- Born: December 31, 1887 Minneapolis, Minnesota, U.S.
- Died: December 26, 1946 (aged 58) Gainesville, Texas, U.S.
- Occupations: Playwright Screenwriter

= John Colton (screenwriter) =

American playwright and screenwriter (1887–1946)

John Colton (December 31, 1887 - December 26, 1946) was an American playwright and screenwriter born in Minneapolis, Minnesota. He spent the first 14 years of his life in Japan where his English father was a diplomat. After returning to the US he soon worked for a Minneapolis newspaper.

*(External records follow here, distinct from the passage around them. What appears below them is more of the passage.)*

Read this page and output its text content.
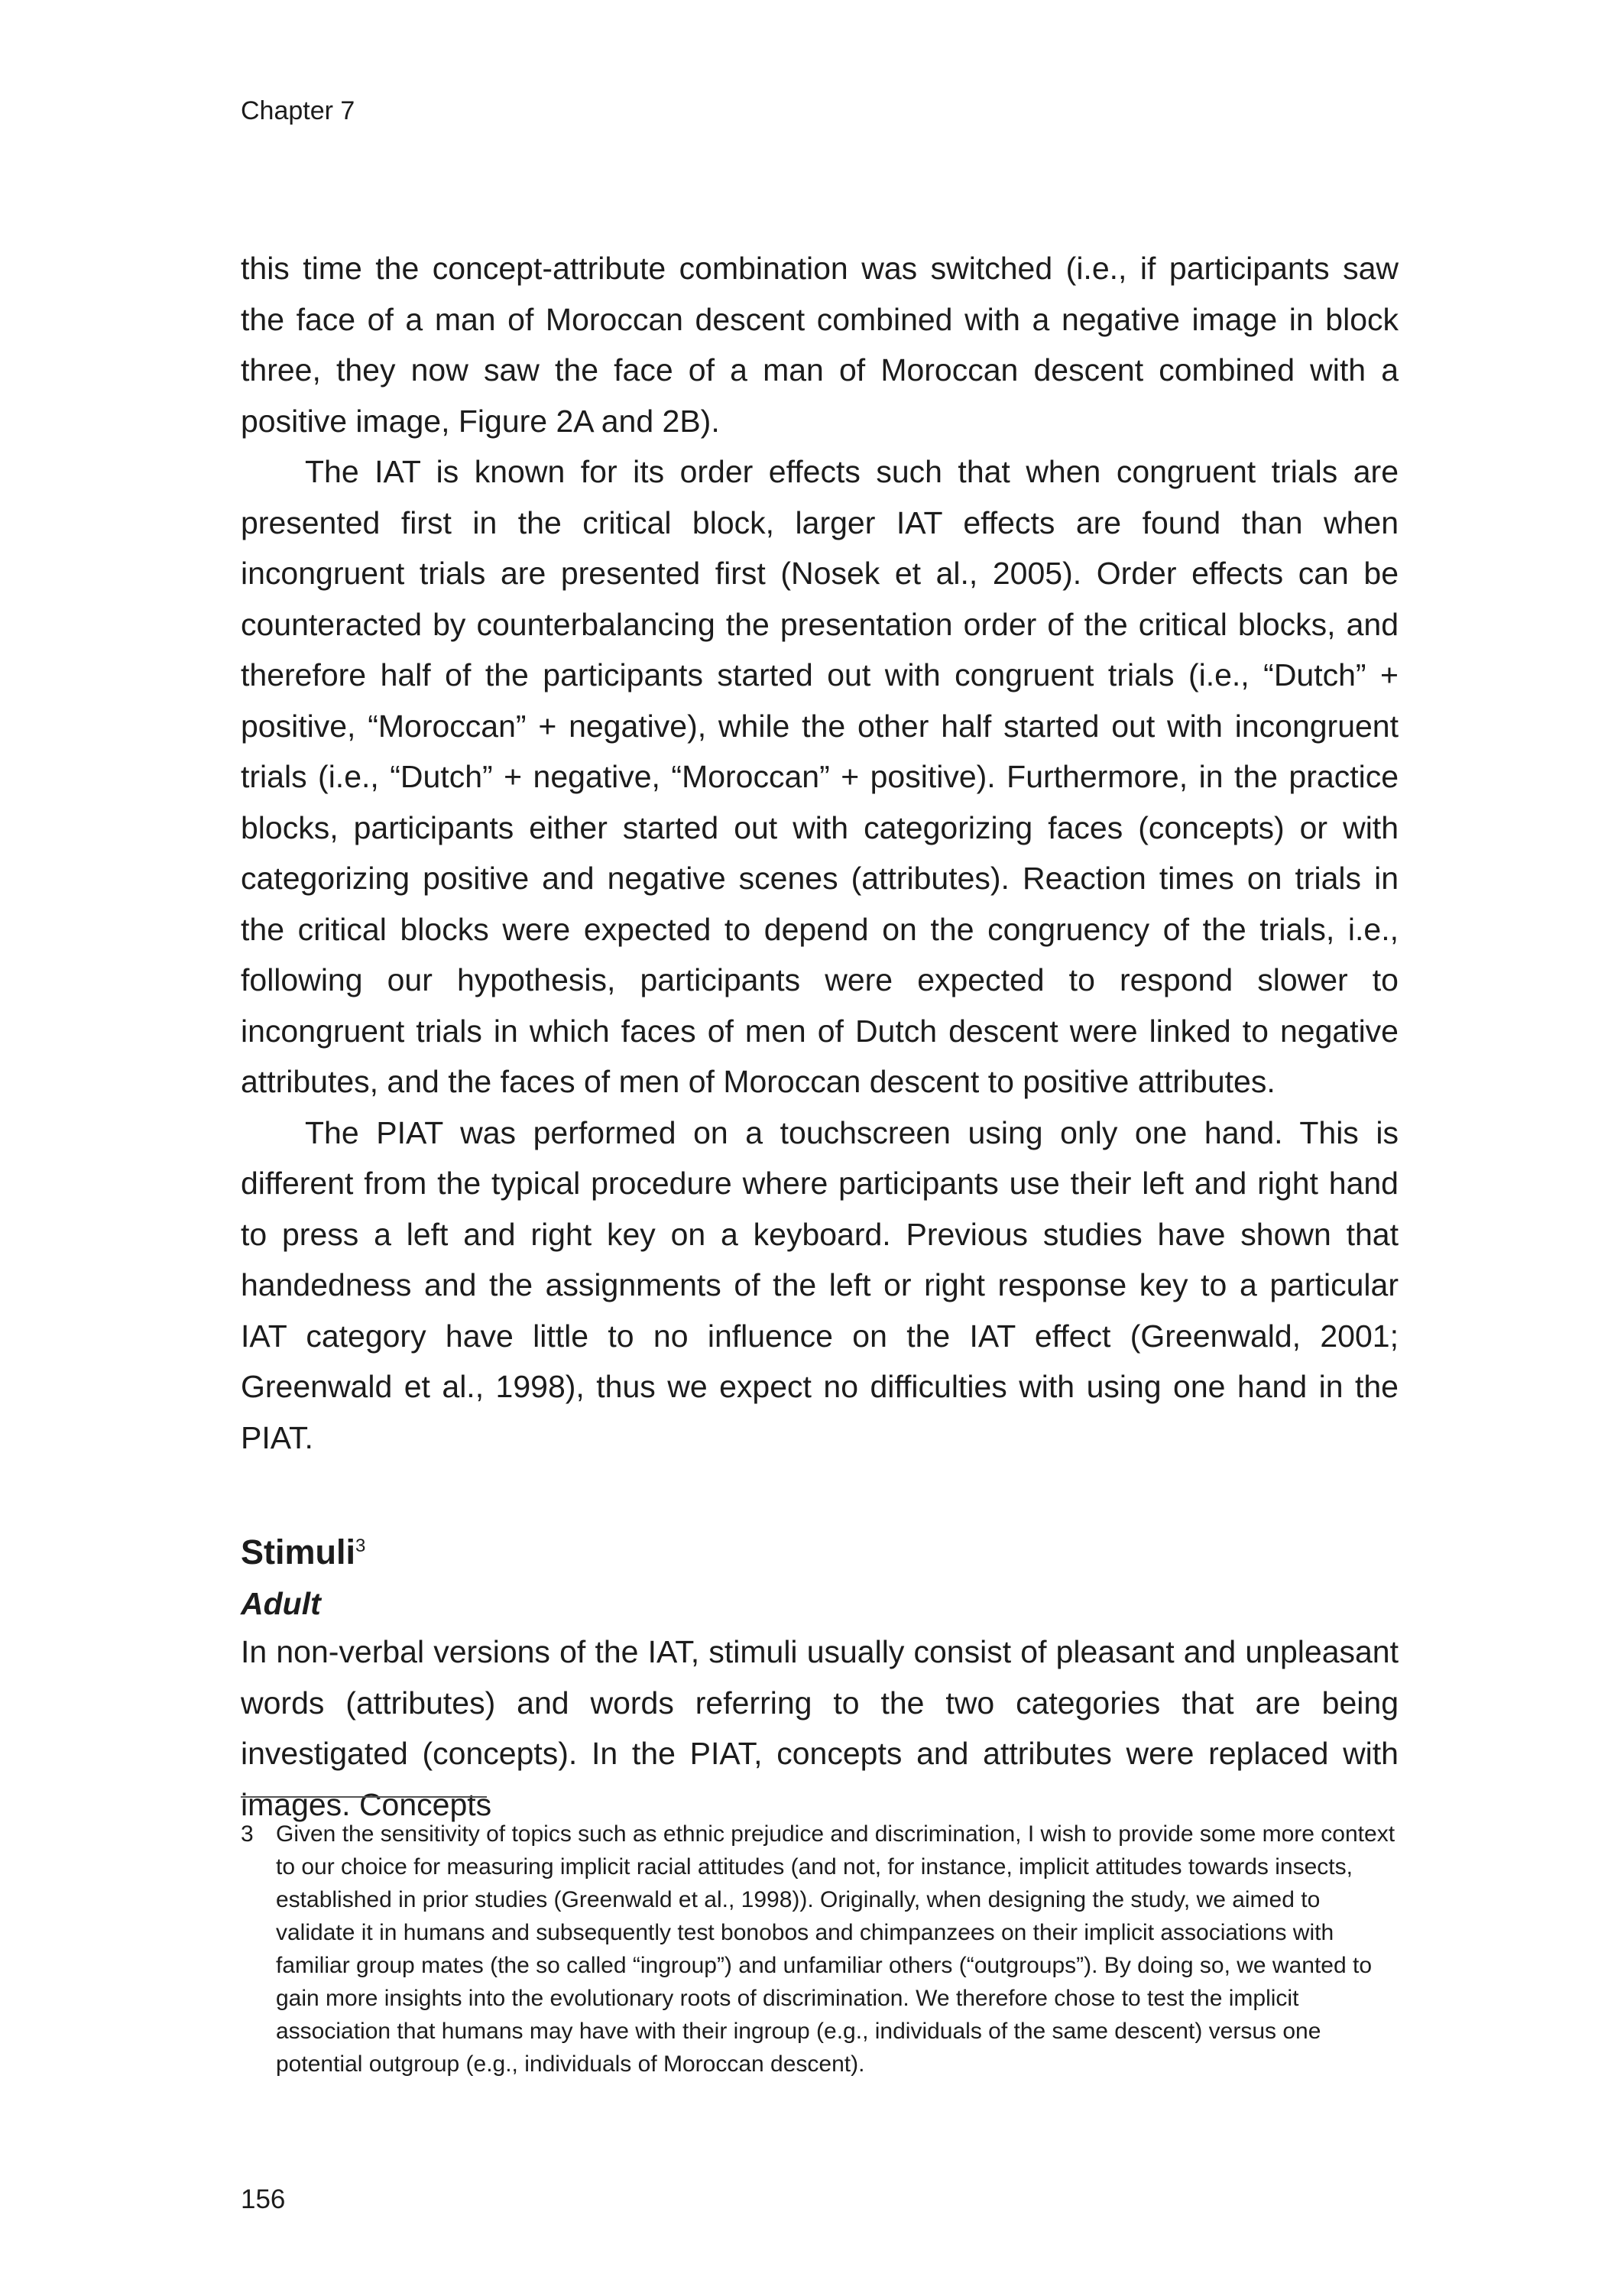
Chapter 7

this time the concept-attribute combination was switched (i.e., if participants saw the face of a man of Moroccan descent combined with a negative image in block three, they now saw the face of a man of Moroccan descent combined with a positive image, Figure 2A and 2B).

The IAT is known for its order effects such that when congruent trials are presented first in the critical block, larger IAT effects are found than when incongruent trials are presented first (Nosek et al., 2005). Order effects can be counteracted by counterbalancing the presentation order of the critical blocks, and therefore half of the participants started out with congruent trials (i.e., “Dutch” + positive, “Moroccan” + negative), while the other half started out with incongruent trials (i.e., “Dutch” + negative, “Moroccan” + positive). Furthermore, in the practice blocks, participants either started out with categorizing faces (concepts) or with categorizing positive and negative scenes (attributes). Reaction times on trials in the critical blocks were expected to depend on the congruency of the trials, i.e., following our hypothesis, participants were expected to respond slower to incongruent trials in which faces of men of Dutch descent were linked to negative attributes, and the faces of men of Moroccan descent to positive attributes.

The PIAT was performed on a touchscreen using only one hand. This is different from the typical procedure where participants use their left and right hand to press a left and right key on a keyboard. Previous studies have shown that handedness and the assignments of the left or right response key to a particular IAT category have little to no influence on the IAT effect (Greenwald, 2001; Greenwald et al., 1998), thus we expect no difficulties with using one hand in the PIAT.

Stimuli$^3$
Adult

In non-verbal versions of the IAT, stimuli usually consist of pleasant and unpleasant words (attributes) and words referring to the two categories that are being investigated (concepts). In the PIAT, concepts and attributes were replaced with images. Concepts

3 Given the sensitivity of topics such as ethnic prejudice and discrimination, I wish to provide some more context to our choice for measuring implicit racial attitudes (and not, for instance, implicit attitudes towards insects, established in prior studies (Greenwald et al., 1998)). Originally, when designing the study, we aimed to validate it in humans and subsequently test bonobos and chimpanzees on their implicit associations with familiar group mates (the so called “ingroup”) and unfamiliar others (“outgroups”). By doing so, we wanted to gain more insights into the evolutionary roots of discrimination. We therefore chose to test the implicit association that humans may have with their ingroup (e.g., individuals of the same descent) versus one potential outgroup (e.g., individuals of Moroccan descent).

156
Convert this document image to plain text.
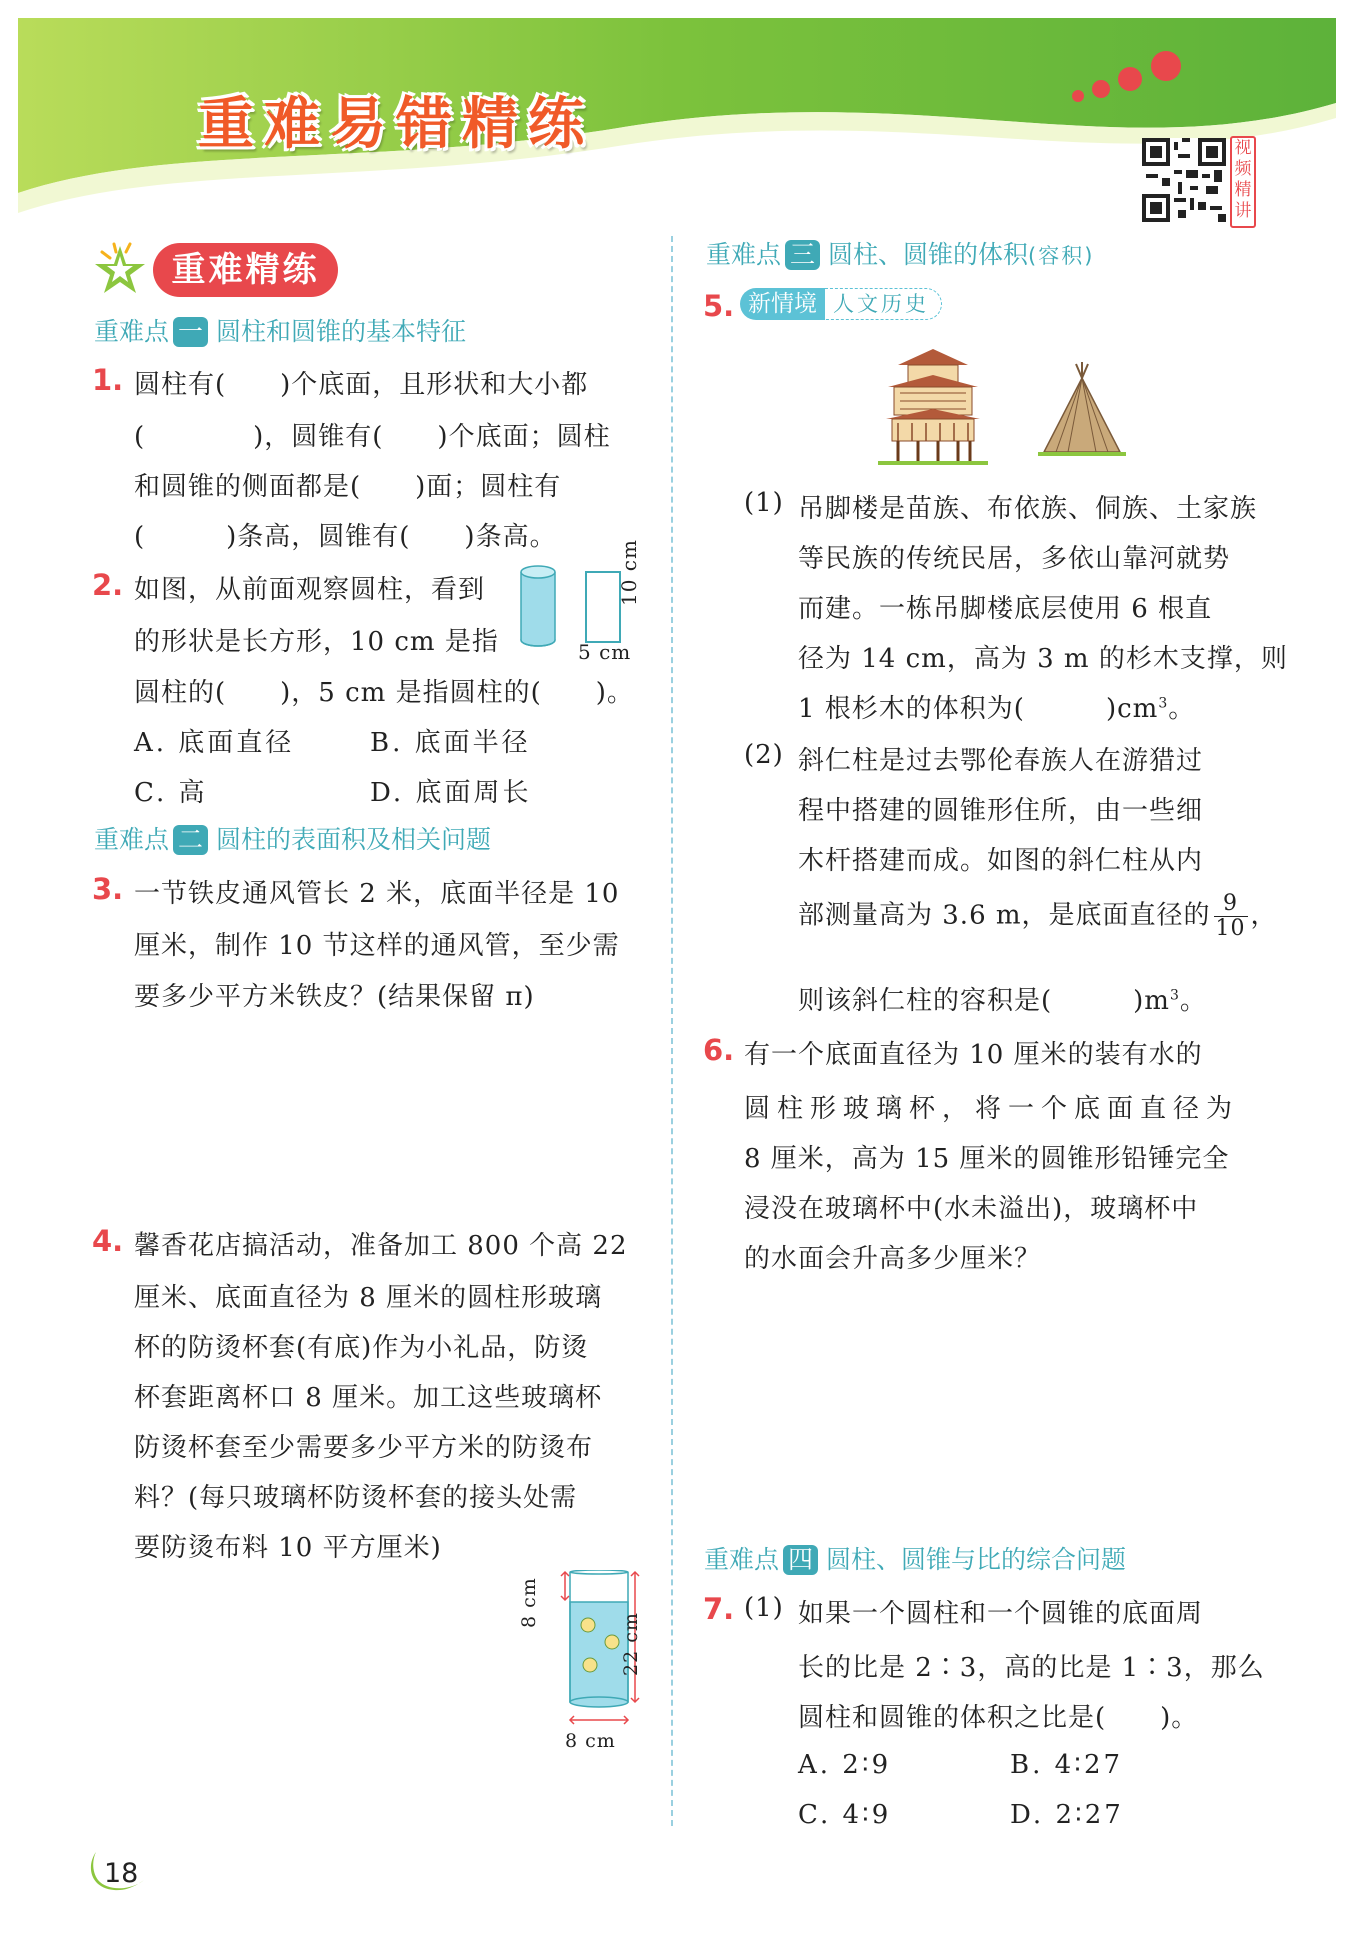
重难易错精练	视频精讲
重难精练
重难点 一 圆柱和圆锥的基本特征
1. 圆柱有(　　)个底面，且形状和大小都
(　　　　)，圆锥有(　　)个底面；圆柱
和圆锥的侧面都是(　　)面；圆柱有
(　　　)条高，圆锥有(　　)条高。
2. 如图，从前面观察圆柱，看到
的形状是长方形，10 cm 是指
圆柱的(　　)，5 cm 是指圆柱的(　　)。
10 cm
5 cm
A. 底面直径	B. 底面半径
C. 高	D. 底面周长
重难点 二 圆柱的表面积及相关问题
3. 一节铁皮通风管长 2 米，底面半径是 10
厘米，制作 10 节这样的通风管，至少需
要多少平方米铁皮？(结果保留 π)
4. 馨香花店搞活动，准备加工 800 个高 22
厘米、底面直径为 8 厘米的圆柱形玻璃
杯的防烫杯套(有底)作为小礼品，防烫
杯套距离杯口 8 厘米。加工这些玻璃杯
防烫杯套至少需要多少平方米的防烫布
料？(每只玻璃杯防烫杯套的接头处需
要防烫布料 10 平方厘米)
8 cm
22 cm
8 cm
重难点 三 圆柱、圆锥的体积(容积)
5. 新情境 人文历史
(1) 吊脚楼是苗族、布依族、侗族、土家族
等民族的传统民居，多依山靠河就势
而建。一栋吊脚楼底层使用 6 根直
径为 14 cm，高为 3 m 的杉木支撑，则
1 根杉木的体积为(　　　)$cm^3$。
(2) 斜仁柱是过去鄂伦春族人在游猎过
程中搭建的圆锥形住所，由一些细
木杆搭建而成。如图的斜仁柱从内
部测量高为 3.6 m，是底面直径的 $\frac{9}{10}$ ，
则该斜仁柱的容积是(　　　)$m^3$。
6. 有一个底面直径为 10 厘米的装有水的
圆柱形玻璃杯，将一个底面直径为
8 厘米，高为 15 厘米的圆锥形铅锤完全
浸没在玻璃杯中(水未溢出)，玻璃杯中
的水面会升高多少厘米？
重难点 四 圆柱、圆锥与比的综合问题
7. (1) 如果一个圆柱和一个圆锥的底面周
长的比是 2∶3，高的比是 1∶3，那么
圆柱和圆锥的体积之比是(　　)。
A. 2∶9	B. 4∶27
C. 4∶9	D. 2∶27
18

He is notable for adapting, with Clemence Randolph, Somerset Maugham's novella Rain into a 1922 smash hit play starring Jeanne Eagels. He wrote the original play, The Shanghai Gesture, produced on Broadway in 1926. He excelled at writing plays dealing with Americans in far-off lands, an experience Colton knew firsthand from his early youth in Japan. With these huge successes Colton was lured to Hollywood, primarily MGM, where he wrote intertitles for some silent films and scenarios for others. In the talking film era he wrote numerous screenplays. Three of his stage plays found motion picture production: Rain (1932); The Shanghai Gesture (1941); and, posthumously, Under Capricorn (1949).

His 1933 play Nine Pine Street, written with Carleton Miles, was based around the Lizzie Borden story. Lizzie Borden's character was changed to "Effie Holden", played by Lillian Gish. It ran for only 28 performances.

Colton suffered a stroke in 1945. He died of a second stroke in Gainesville, Texas in 1946. Colton, a gay man, never married.